Everyone got a big Arkansas embrace or a kiss or an energetic shake of the hand.

Not Mr. Schaefer, though, not the turncoat, not the Democrat who took a ride halfway across the country on Air Force One about 10 days before the Nov. 3 election to endorse the Republican incumbent, George Bush.

When Mr. Clinton reached Mr. Schaefer's table, an uncharacteristic formality seemed to overtake him. The two men shook hands. But Mr. Clinton stood virtually at attention while Mr. Schaefer talked.

"Glad you came," said the president-elect.

"Thank you," said the wayward governor, who then added: "You're going to find that over time I'll be one of your strongest supporters."

Mr. Schaefer was doing his best to make up.

"I support him 100 percent," he had said earlier as he stood waiting for Mr. Clinton to arrive. "He's the president now," he said, jumping the gun by about a day. He said he had written Mr. Clinton a letter, promising to "help in any way I possibly can."

The Maryland governor's seat was in the corner of the room at what one political correspondent called "the pariah table." Other outcasts included Gov. Bob Casey of Pennsylvania, who, though he did not bolt to the GOP, did not endorse Mr. Clinton, either. Mr. Casey and Mr. Clinton were estranged after Mr. Casey, an opponent of abortion, was not allowed to speak at the Democratic Convention last summer.

The president-elect acknowledged in his speech that some in the audience, primarily Republicans, had "labored against me . . . did your best to deny me your [states'] electoral votes."

But he seemed more interested in recruiting help than in remembering pain.

"It is over," he said.

Now, on the eve of a day when he takes on monumental world and national problems, Mr. Clinton appealed to his former colleagues.

"I face daunting challenges too great for any person's mind to comprehend, or wisdom to judge, or strength to meet alone," he said.

Looking over the speaker's podium he recognized Gov. Ann Richards of Texas. A few days ago, he told his audience, she had said to him: "Bill, you look like the dog that chased the pickup."

"Now I've caught it," he said.

Vice president-elect Al Gore Jr. told the governors that Mr. Clinton would be a governors' president.

"He has been in your shoes and he knows just where they pinch," he said.

Mr.

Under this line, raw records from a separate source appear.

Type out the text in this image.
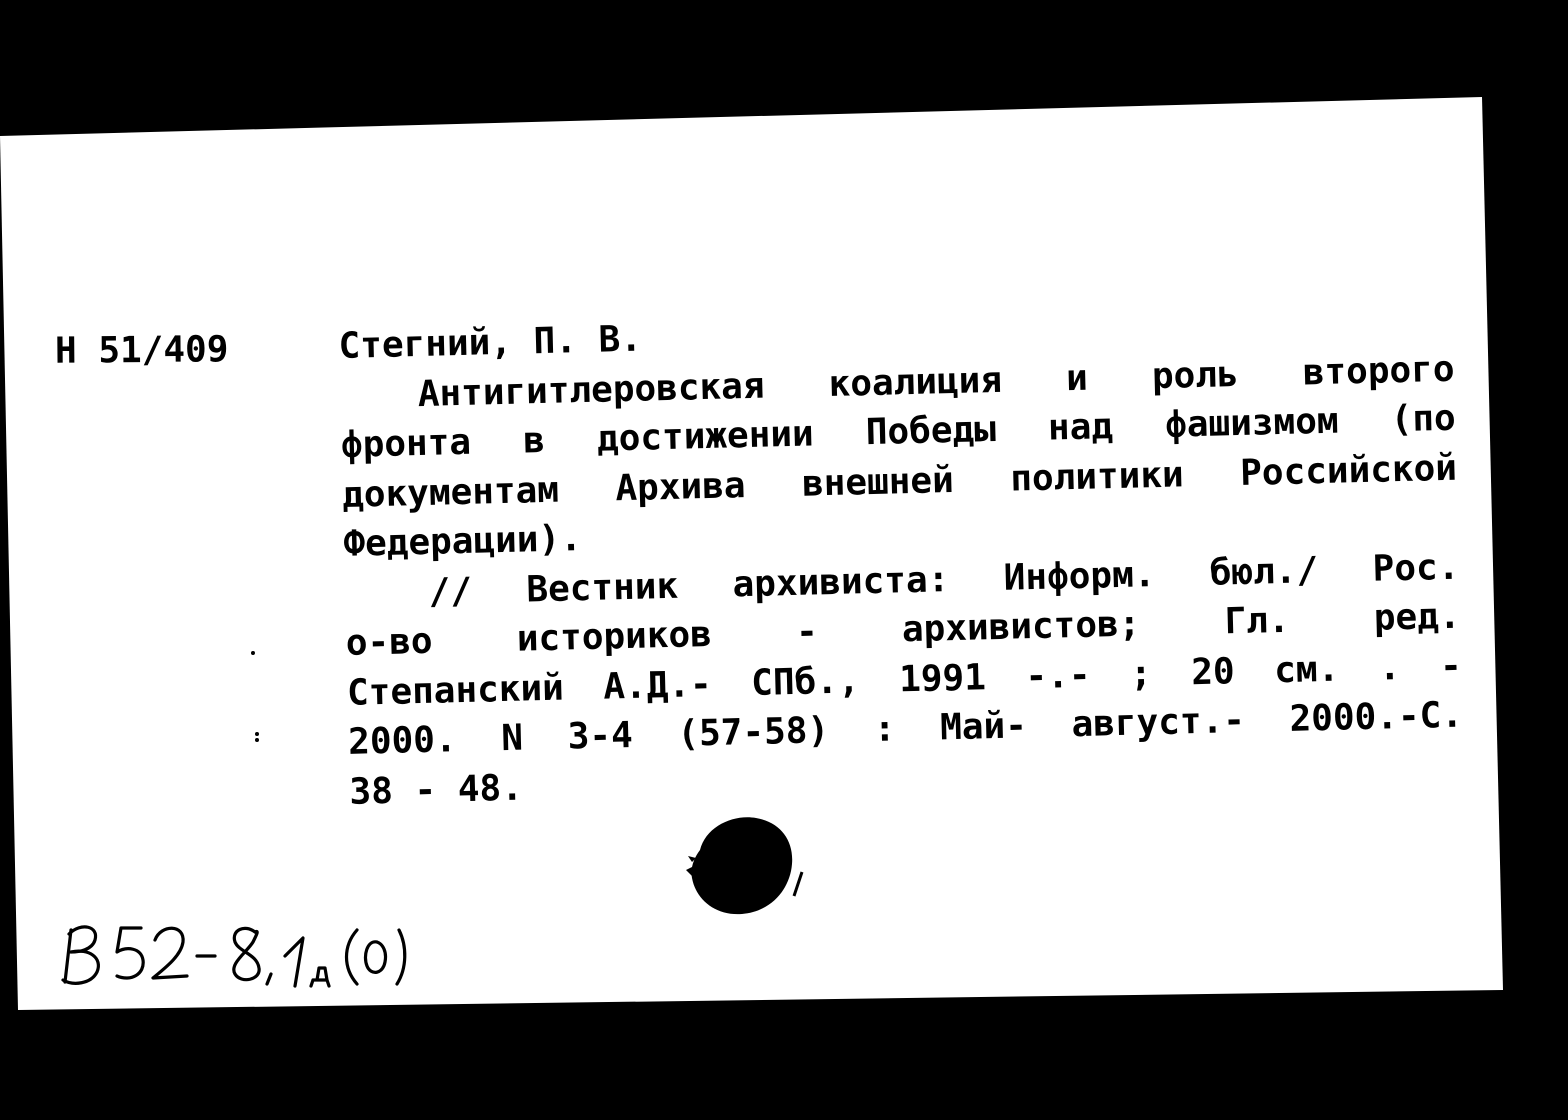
Н 51/409	Стегний, П. В.
Антигитлеровская коалиция и роль второго
фронта в достижении Победы над фашизмом (по
документам Архива внешней политики Российской
Федерации).
// Вестник архивиста: Информ. бюл./ Рос.
о-во историков - архивистов; Гл. ред.
Степанский А.Д.- СПб., 1991 -.- ; 20 см. . -
2000. N 3-4 (57-58) : Май- август.- 2000.-С.
38 - 48.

Clinton asked for four favors.

He wants to develop a streamlined way of permitting experimentation in government programs "that gives you a chance either to rise up or fall down." Governor Schaefer said later he found the invitation to innovate very encouraging.

Next, Mr. Clinton said, he wanted to find out how to make the exceptional cases of superior public service become the rule. Often, he said, he found people doing wonderful things in his state, but he always had difficulty getting those things done elsewhere.

And, he said he asked for help in deciding which aspects of a new health care system in America should be handled in Washington and which in the states.

"If we don't do something about health care," he said, "the rest of it [the effort to reduce the budget deficit] is whistling Dixie."

With that, the president-elect bowed toward Dixie Carter, a star of the TV show "Designing Women," who sang yesterday at the luncheon. Ms. Carter sat with her husband, the actor Hal Holbrook, at a table that included Secretary of Commerce-designate Ronald H. Brown; and the former governor Kentucky, John Y. Brown, and his wife, Phyllis George.

Mr. Clinton concluded by saying he would depend on his former colleagues to be honest with him.

"Please, please, now that the door is open, and when you think we're veering wrong, walk through it and say so."

Mr. Clinton did have a warm public word yesterday for a Maryland governor: ex-Gov. Harry Hughes, who attended the luncheon with his wife, Pat.

Then-Governor Hughes had hosted a Democratic Governors Association meeting shortly after the 1980 election, when Ronald Reagan won in a landslide and Mr. Clinton "went into Ripley's 'Believe It or Not' as the youngest former governor in the history of the United States." He was then 33.

"Neither he nor I thought we would be here today in these circumstances," Mr. Clinton said, nodding in Mr. Hughes' direction.

Unlike Mr. Schaefer, the former governor had been a Clinton man for some time -- and did not deviate.